A good sales forecast helps the entire organization get it right with their plans. Sales forecasting underpins a whole host of decisions like staffing, purchasing, financing. An aggressive forecast increases the chances of slippages and wasted resources that were mobilized for a higher forecast. A too conservative forecast can lead to insufficient resources to meet customer requirements, poor customer satisfaction, or worse, a customer loss.
Everyone gets this, right? But where do things go wrong? Sure, there are always things one can’t forecast, like a pandemic or such disasters. But there are a few other factors that can disrupt a perfectly well-intentioned forecasting process:
- A forecast being too top-down driven. Sales organizations sometimes buckle under the pressure of unrealistic expectations from leadership (who often in turn are under pressure from shareholders)
- A forecast in spite of being detailed/bottoms-up, is only cosmetically so for “meeting” management’s expectations
- Poor system hygiene & imperfect data leading to technical errors in forecasting
- Lack of a critical review of the forecast at each level of the organization
In light of the above, let us understand what a forecast means. Very often it is confused with only being about the numbers and a glorious spreadsheet. But it is almost always about the story, aka the plan to achieve those numbers. One always needs a plan to backup the numbers
How do we then get a story as well as the numbers right? Remember, right is not about getting the forecast 100% right. It is about getting a plan right and the entire organization being on board with the same plan.
Here are a few things to keep in mind while forecasting:
- Start with studying the historicals - quantitative as well as qualitative inputs. This is especially true for established businesses. For emerging markets, history may not repeat itself, but it is good to learn from the scars and trophies
- Figure out the right segments of your revenues. Very often, one finds forecasts are done along the same lines as accounting. Such forecasts are internally focused and not customer oriented. And when forecasts are not customer oriented, we know what that will lead to, right?
- Keep it simple. Many times, analysts spot patterns and model it mathematically where a simple model would suffice. Complex models are difficult to disseminate and work with
- Study competition deeply. Understand the historicals in light of the relevant competitive landscape. Research what your competitors are up to recently, their strengths, weaknesses and tactics
- Factor in customer health. Are you serving a growing market, or a slowing market? Are you main customers facing issues? Or, are they going great guns?

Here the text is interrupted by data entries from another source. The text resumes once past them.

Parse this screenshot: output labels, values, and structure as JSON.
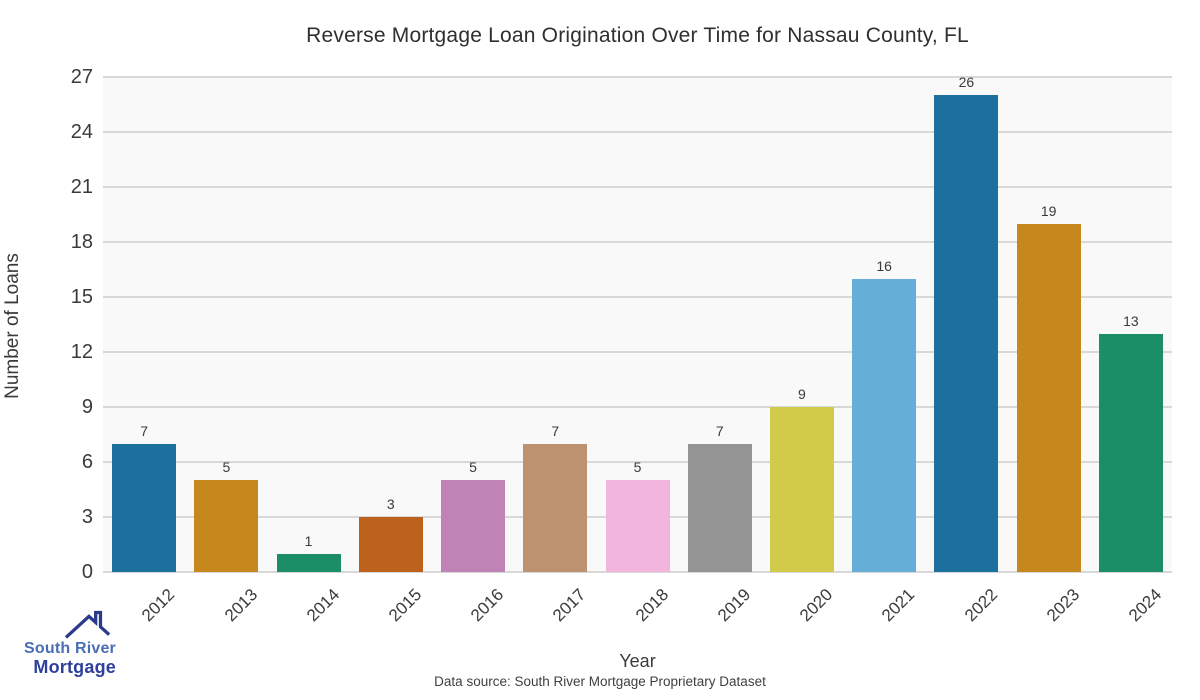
{
  "chart_data": {
    "type": "bar",
    "title": "Reverse Mortgage Loan Origination Over Time for Nassau County, FL",
    "xlabel": "Year",
    "ylabel": "Number of Loans",
    "categories": [
      "2012",
      "2013",
      "2014",
      "2015",
      "2016",
      "2017",
      "2018",
      "2019",
      "2020",
      "2021",
      "2022",
      "2023",
      "2024"
    ],
    "values": [
      7,
      5,
      1,
      3,
      5,
      7,
      5,
      7,
      9,
      16,
      26,
      19,
      13
    ],
    "bar_colors": [
      "#1d6f9e",
      "#c6881d",
      "#1c8e67",
      "#bd621d",
      "#c083b5",
      "#bd9270",
      "#f2b5dd",
      "#949494",
      "#d2cb4a",
      "#65aed8",
      "#1d6f9e",
      "#c6881d",
      "#1c8e67"
    ],
    "ylim": [
      0,
      27
    ],
    "yticks": [
      0,
      3,
      6,
      9,
      12,
      15,
      18,
      21,
      24,
      27
    ],
    "grid": "horizontal",
    "legend": "none",
    "value_labels": true
  },
  "colors": {
    "plot_background": "#f9f9f9",
    "gridline": "#d8d8d8",
    "text": "#3a3a3a"
  },
  "logo": {
    "line1": "South River",
    "line2": "Mortgage",
    "line1_color": "#4a6db4",
    "line2_color": "#2f3f9e",
    "roof_color": "#2c3a8c"
  },
  "footer": {
    "text": "Data source: South River Mortgage Proprietary Dataset"
  }
}
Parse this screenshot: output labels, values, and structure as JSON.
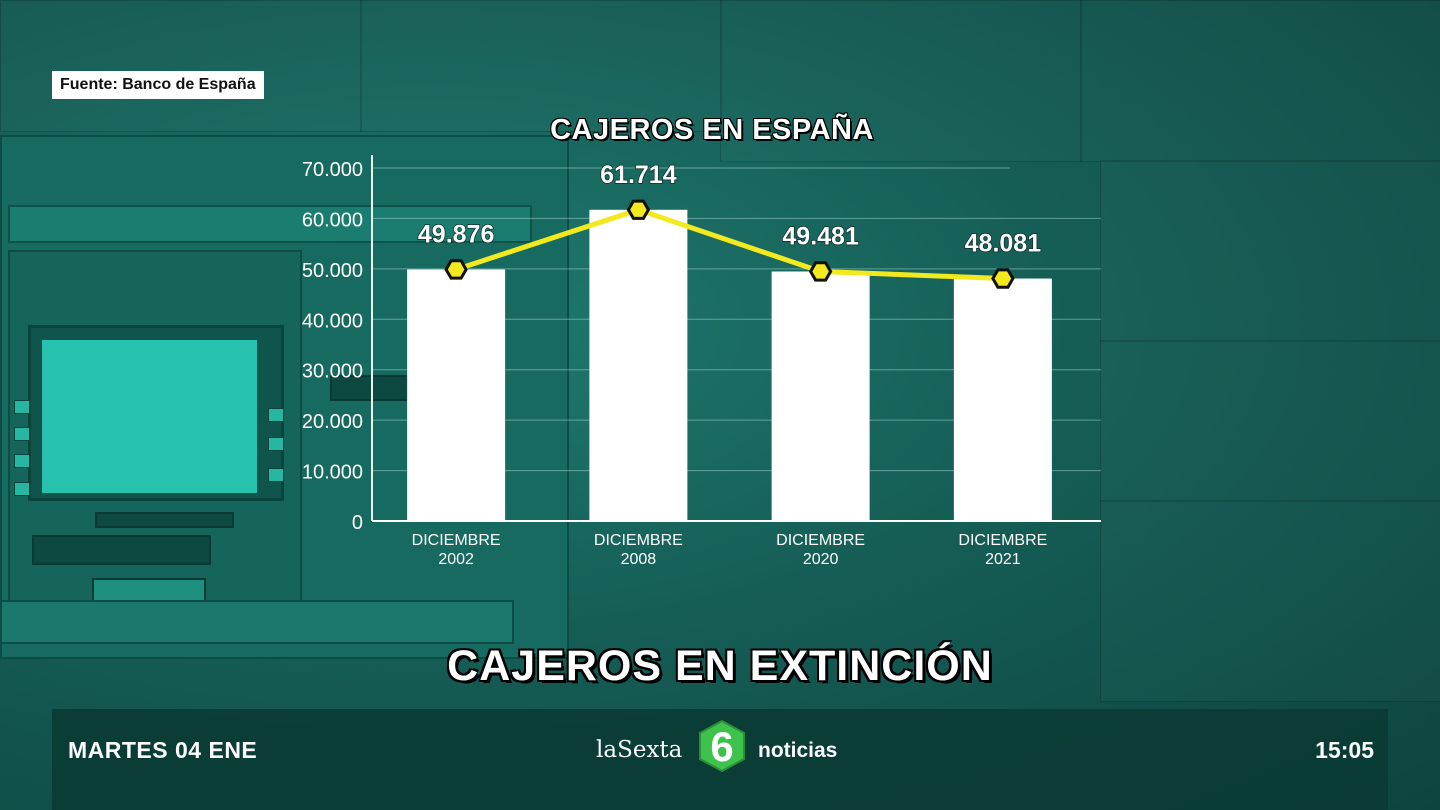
{
  "source": "Fuente: Banco de España",
  "headline": "CAJEROS EN EXTINCIÓN",
  "ticker": {
    "date": "MARTES 04 ENE",
    "time": "15:05",
    "brand_name": "laSexta",
    "brand_logo_digit": "6",
    "brand_section": "noticias"
  },
  "colors": {
    "bar": "#ffffff",
    "line": "#f2ea1e",
    "marker": "#f2ea1e",
    "grid": "#9fd3cb",
    "background": "#176a5f"
  },
  "chart_data": {
    "type": "bar",
    "title": "CAJEROS EN ESPAÑA",
    "categories": [
      [
        "DICIEMBRE",
        "2002"
      ],
      [
        "DICIEMBRE",
        "2008"
      ],
      [
        "DICIEMBRE",
        "2020"
      ],
      [
        "DICIEMBRE",
        "2021"
      ]
    ],
    "values": [
      49876,
      61714,
      49481,
      48081
    ],
    "value_labels": [
      "49.876",
      "61.714",
      "49.481",
      "48.081"
    ],
    "overlay_line": true,
    "yticks": [
      0,
      10000,
      20000,
      30000,
      40000,
      50000,
      60000,
      70000
    ],
    "ytick_labels": [
      "0",
      "10.000",
      "20.000",
      "30.000",
      "40.000",
      "50.000",
      "60.000",
      "70.000"
    ],
    "ylim": [
      0,
      70000
    ],
    "grid": true
  }
}
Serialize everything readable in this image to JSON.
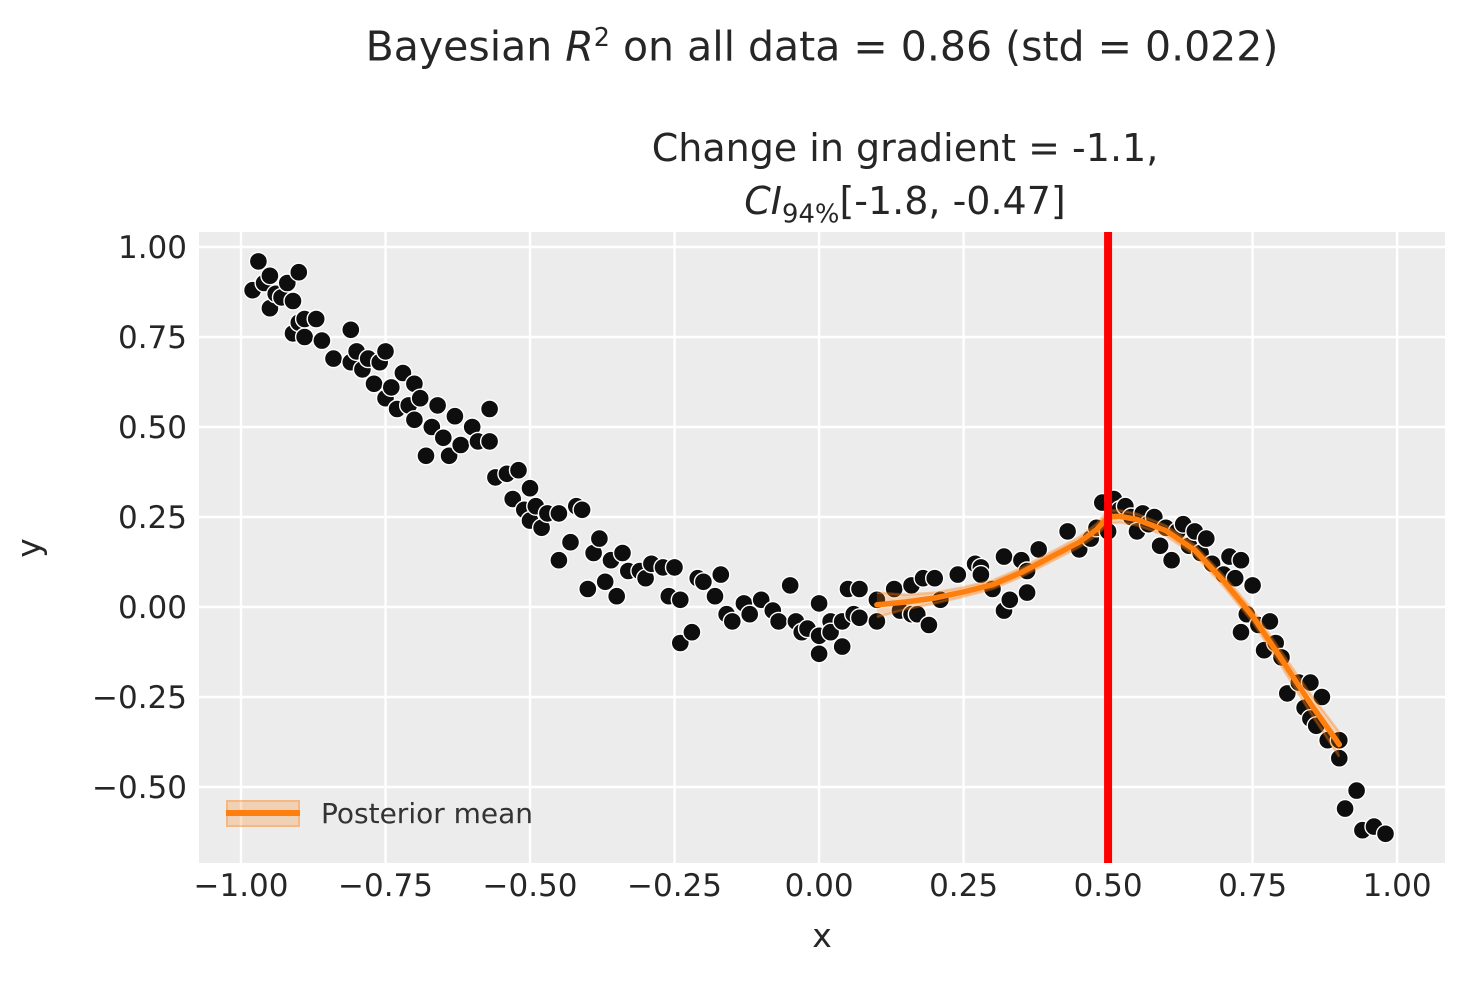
{
  "title": {
    "pre": "Bayesian ",
    "r_symbol": "R",
    "r_sup": "2",
    "post": " on all data = 0.86 (std = 0.022)"
  },
  "subtitle": {
    "line1": "Change in gradient = -1.1,",
    "ci_symbol": "CI",
    "ci_sub": "94%",
    "ci_interval": "[-1.8, -0.47]"
  },
  "legend": {
    "label": "Posterior mean"
  },
  "axes": {
    "xlabel": "x",
    "ylabel": "y",
    "x_tick_labels": [
      "−1.00",
      "−0.75",
      "−0.50",
      "−0.25",
      "0.00",
      "0.25",
      "0.50",
      "0.75",
      "1.00"
    ],
    "y_tick_labels": [
      "1.00",
      "0.75",
      "0.50",
      "0.25",
      "0.00",
      "−0.25",
      "−0.50"
    ]
  },
  "colors": {
    "figure_bg": "#ffffff",
    "plot_bg": "#ececec",
    "grid": "#ffffff",
    "scatter": "#0e0e0e",
    "scatter_edge": "#ffffff",
    "mean_line": "#ff7f0e",
    "band_fill": "rgba(255,127,14,0.25)",
    "band_edge": "rgba(255,127,14,0.35)",
    "changepoint_line": "#ff0000",
    "text": "#262626"
  },
  "chart_data": {
    "type": "scatter",
    "title": "Bayesian R^2 on all data = 0.86 (std = 0.022)",
    "subtitle": "Change in gradient = -1.1, CI_94% [-1.8, -0.47]",
    "xlabel": "x",
    "ylabel": "y",
    "xlim": [
      -1.0727,
      1.0829
    ],
    "ylim": [
      -0.7111,
      1.0417
    ],
    "x_tick_values": [
      -1.0,
      -0.75,
      -0.5,
      -0.25,
      0.0,
      0.25,
      0.5,
      0.75,
      1.0
    ],
    "y_tick_values": [
      1.0,
      0.75,
      0.5,
      0.25,
      0.0,
      -0.25,
      -0.5
    ],
    "grid": true,
    "legend_position": "lower left",
    "changepoint_x": 0.5,
    "points": [
      [
        -0.97,
        0.96
      ],
      [
        -0.98,
        0.88
      ],
      [
        -0.96,
        0.9
      ],
      [
        -0.95,
        0.92
      ],
      [
        -0.95,
        0.83
      ],
      [
        -0.94,
        0.87
      ],
      [
        -0.93,
        0.86
      ],
      [
        -0.92,
        0.9
      ],
      [
        -0.91,
        0.85
      ],
      [
        -0.91,
        0.76
      ],
      [
        -0.9,
        0.79
      ],
      [
        -0.9,
        0.93
      ],
      [
        -0.89,
        0.75
      ],
      [
        -0.89,
        0.8
      ],
      [
        -0.87,
        0.8
      ],
      [
        -0.86,
        0.74
      ],
      [
        -0.84,
        0.69
      ],
      [
        -0.81,
        0.77
      ],
      [
        -0.81,
        0.68
      ],
      [
        -0.8,
        0.71
      ],
      [
        -0.79,
        0.66
      ],
      [
        -0.78,
        0.69
      ],
      [
        -0.77,
        0.62
      ],
      [
        -0.76,
        0.68
      ],
      [
        -0.75,
        0.71
      ],
      [
        -0.75,
        0.58
      ],
      [
        -0.74,
        0.61
      ],
      [
        -0.73,
        0.55
      ],
      [
        -0.72,
        0.65
      ],
      [
        -0.71,
        0.56
      ],
      [
        -0.7,
        0.62
      ],
      [
        -0.7,
        0.52
      ],
      [
        -0.69,
        0.58
      ],
      [
        -0.68,
        0.42
      ],
      [
        -0.67,
        0.5
      ],
      [
        -0.66,
        0.56
      ],
      [
        -0.65,
        0.47
      ],
      [
        -0.64,
        0.42
      ],
      [
        -0.63,
        0.53
      ],
      [
        -0.62,
        0.45
      ],
      [
        -0.6,
        0.5
      ],
      [
        -0.59,
        0.46
      ],
      [
        -0.57,
        0.55
      ],
      [
        -0.57,
        0.46
      ],
      [
        -0.56,
        0.36
      ],
      [
        -0.54,
        0.37
      ],
      [
        -0.53,
        0.3
      ],
      [
        -0.52,
        0.38
      ],
      [
        -0.51,
        0.27
      ],
      [
        -0.5,
        0.33
      ],
      [
        -0.5,
        0.24
      ],
      [
        -0.49,
        0.28
      ],
      [
        -0.48,
        0.22
      ],
      [
        -0.47,
        0.26
      ],
      [
        -0.45,
        0.26
      ],
      [
        -0.45,
        0.13
      ],
      [
        -0.43,
        0.18
      ],
      [
        -0.42,
        0.28
      ],
      [
        -0.41,
        0.27
      ],
      [
        -0.4,
        0.05
      ],
      [
        -0.39,
        0.15
      ],
      [
        -0.38,
        0.19
      ],
      [
        -0.37,
        0.07
      ],
      [
        -0.36,
        0.13
      ],
      [
        -0.35,
        0.03
      ],
      [
        -0.34,
        0.15
      ],
      [
        -0.33,
        0.1
      ],
      [
        -0.31,
        0.1
      ],
      [
        -0.3,
        0.08
      ],
      [
        -0.29,
        0.12
      ],
      [
        -0.27,
        0.11
      ],
      [
        -0.26,
        0.03
      ],
      [
        -0.25,
        0.11
      ],
      [
        -0.24,
        -0.1
      ],
      [
        -0.24,
        0.02
      ],
      [
        -0.22,
        -0.07
      ],
      [
        -0.21,
        0.08
      ],
      [
        -0.2,
        0.07
      ],
      [
        -0.18,
        0.03
      ],
      [
        -0.17,
        0.09
      ],
      [
        -0.16,
        -0.02
      ],
      [
        -0.15,
        -0.04
      ],
      [
        -0.13,
        0.01
      ],
      [
        -0.12,
        -0.02
      ],
      [
        -0.1,
        0.02
      ],
      [
        -0.08,
        -0.01
      ],
      [
        -0.07,
        -0.04
      ],
      [
        -0.05,
        0.06
      ],
      [
        -0.04,
        -0.04
      ],
      [
        -0.03,
        -0.07
      ],
      [
        -0.02,
        -0.06
      ],
      [
        0.0,
        0.01
      ],
      [
        0.0,
        -0.08
      ],
      [
        0.0,
        -0.13
      ],
      [
        0.02,
        -0.04
      ],
      [
        0.02,
        -0.07
      ],
      [
        0.04,
        -0.04
      ],
      [
        0.04,
        -0.11
      ],
      [
        0.05,
        0.05
      ],
      [
        0.06,
        -0.02
      ],
      [
        0.07,
        0.05
      ],
      [
        0.07,
        -0.03
      ],
      [
        0.1,
        0.02
      ],
      [
        0.1,
        -0.04
      ],
      [
        0.13,
        0.05
      ],
      [
        0.14,
        -0.01
      ],
      [
        0.16,
        0.06
      ],
      [
        0.16,
        -0.02
      ],
      [
        0.18,
        0.08
      ],
      [
        0.17,
        -0.02
      ],
      [
        0.19,
        -0.05
      ],
      [
        0.2,
        0.08
      ],
      [
        0.21,
        0.02
      ],
      [
        0.24,
        0.09
      ],
      [
        0.27,
        0.12
      ],
      [
        0.28,
        0.11
      ],
      [
        0.28,
        0.09
      ],
      [
        0.3,
        0.05
      ],
      [
        0.32,
        0.14
      ],
      [
        0.32,
        -0.01
      ],
      [
        0.33,
        0.02
      ],
      [
        0.35,
        0.13
      ],
      [
        0.36,
        0.1
      ],
      [
        0.36,
        0.04
      ],
      [
        0.38,
        0.16
      ],
      [
        0.43,
        0.21
      ],
      [
        0.45,
        0.16
      ],
      [
        0.47,
        0.19
      ],
      [
        0.48,
        0.22
      ],
      [
        0.49,
        0.29
      ],
      [
        0.5,
        0.21
      ],
      [
        0.51,
        0.3
      ],
      [
        0.52,
        0.27
      ],
      [
        0.53,
        0.28
      ],
      [
        0.54,
        0.25
      ],
      [
        0.55,
        0.21
      ],
      [
        0.56,
        0.26
      ],
      [
        0.57,
        0.23
      ],
      [
        0.58,
        0.25
      ],
      [
        0.59,
        0.17
      ],
      [
        0.6,
        0.22
      ],
      [
        0.61,
        0.13
      ],
      [
        0.62,
        0.21
      ],
      [
        0.63,
        0.23
      ],
      [
        0.64,
        0.17
      ],
      [
        0.65,
        0.21
      ],
      [
        0.66,
        0.15
      ],
      [
        0.67,
        0.19
      ],
      [
        0.68,
        0.12
      ],
      [
        0.7,
        0.09
      ],
      [
        0.71,
        0.14
      ],
      [
        0.72,
        0.08
      ],
      [
        0.73,
        0.13
      ],
      [
        0.73,
        -0.07
      ],
      [
        0.74,
        -0.02
      ],
      [
        0.75,
        0.06
      ],
      [
        0.76,
        -0.05
      ],
      [
        0.77,
        -0.12
      ],
      [
        0.78,
        -0.04
      ],
      [
        0.79,
        -0.1
      ],
      [
        0.8,
        -0.14
      ],
      [
        0.81,
        -0.24
      ],
      [
        0.83,
        -0.21
      ],
      [
        0.84,
        -0.28
      ],
      [
        0.85,
        -0.21
      ],
      [
        0.85,
        -0.31
      ],
      [
        0.86,
        -0.33
      ],
      [
        0.87,
        -0.25
      ],
      [
        0.88,
        -0.37
      ],
      [
        0.9,
        -0.42
      ],
      [
        0.9,
        -0.37
      ],
      [
        0.91,
        -0.56
      ],
      [
        0.93,
        -0.51
      ],
      [
        0.94,
        -0.62
      ],
      [
        0.96,
        -0.61
      ],
      [
        0.98,
        -0.63
      ]
    ],
    "posterior_mean": {
      "x": [
        0.1,
        0.15,
        0.2,
        0.25,
        0.3,
        0.35,
        0.4,
        0.45,
        0.48,
        0.5,
        0.52,
        0.55,
        0.6,
        0.65,
        0.7,
        0.75,
        0.8,
        0.85,
        0.9
      ],
      "y": [
        0.006,
        0.014,
        0.025,
        0.042,
        0.062,
        0.096,
        0.138,
        0.18,
        0.215,
        0.25,
        0.252,
        0.243,
        0.212,
        0.158,
        0.072,
        -0.025,
        -0.145,
        -0.268,
        -0.382
      ],
      "band_halfwidth": [
        0.034,
        0.02,
        0.015,
        0.013,
        0.012,
        0.012,
        0.013,
        0.014,
        0.016,
        0.018,
        0.017,
        0.016,
        0.014,
        0.014,
        0.015,
        0.017,
        0.02,
        0.026,
        0.034
      ]
    }
  }
}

- For the top accounts, develop a detailed account level plan. The importance of this cannot be underestimated. A few questions to consider here:
- Are your key accounts happy with your product/service?
- Are the projects you are executing for them on track?
- Are you up to date with their business plan to the extent it may have an impact on their purchases from you?
- Are there any changes in their buying teams? Have new people joined those teams? Are decision makers expected to change? (e.g. a customer whose priority is to save costs next fiscal year would start involving more of their finance personnel in purchasing decisions) - For the long tail, segment them into market segments. Market segments allow one to use market trends to develop better forecasts. Market segments also help sales organizations to understand if a segment is saturated or not for winning greenfield accounts
- Review your plans. Let the plans be challenged. Let the challenges bring out the best plan and the best forecast based on the plan
- Work as a team. Remember, none of us have a crystal ball to see the future. We can control only what we have in our control - that is, a well laid plan and an across-the-board agreement to execute the plan in all earnesty
- Expose areas where you as a team are less certain about - underweight those in the forecast. Surface up areas where you as a team were consciously conservative - carefully overweight those in the forecast. Remember, this careful overweighting is only to avoid any resource shortage in case the future turns out to be bright - so be doubly careful as erring too much here could lead to wasted resources
- Once you get everything together, notch it up a little, because, who does not like a challenge? The final notching up is to prepare for any unpleasant downsides and to incentivize the sales org to go beyond the call of duty.
Once the year starts rolling, please remember to track your plan and forecast. Understand where you got it right and where you got it wrong. That would be of great use in your next forecasting cycle.
All the best for your next forecasting cycle!